Sweet Corn and Black Bean Salad

Simple to prepare, colorful and flavorful, this salad combines fresh sweet corn, tender black beans, crisp red peppers and zesty cilantro in a simple rice vinegar dressing.

FREEZER: Add all ingredients. Place in a freezer container, and freeze. Thaw before serving.

Yield: Serves 6


2 cups frozen corn kernels
1/2 cup finely chopped red onion
2 Tbsps seasoned rice vinegar
1 Tbsp extra-virgin olive oil
1 Tbsp lime juice
1/4 tsp sea salt
1/2 tsp ground black pepper
4 cups no-salt-added cooked black beans, rinsed and drained
1 red bell pepper, cored, seeded and chopped
1/3 cup cilantro leaves, finely chopped


Rinse onions in cold water to remove some of their sharp, acidic flavor; drain well and set aside.

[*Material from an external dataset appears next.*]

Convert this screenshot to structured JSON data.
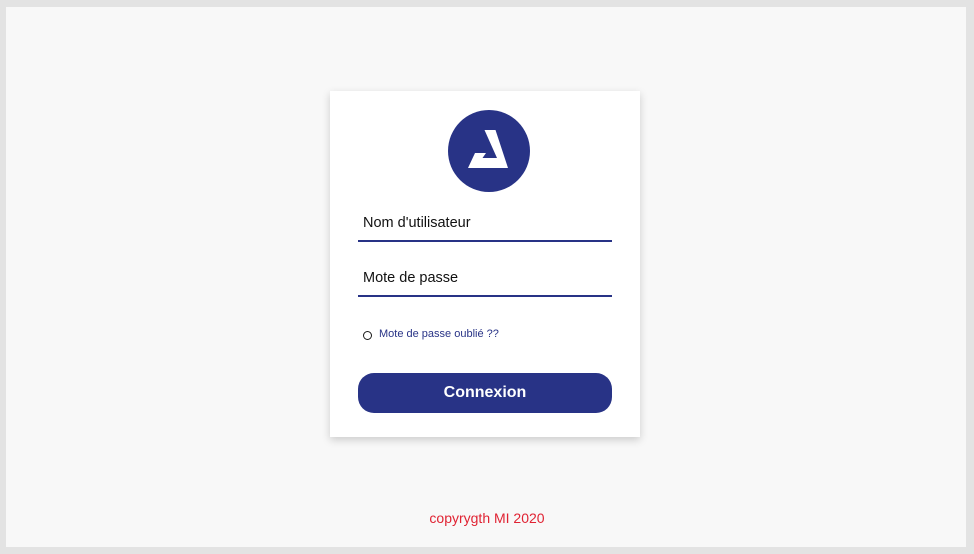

In a large bowl, whisk together vinegar, olive oil, lime juice, salt and pepper to make a dressing. Add beans, corn, onion and bell pepper and toss until just incorporated. Cover and chill for about 2 hours. (Frozen corn will thaw during this time. If you don't wait 2 hours, you can thaw corn prior to making salad.) Add cilantro and toss again before serving.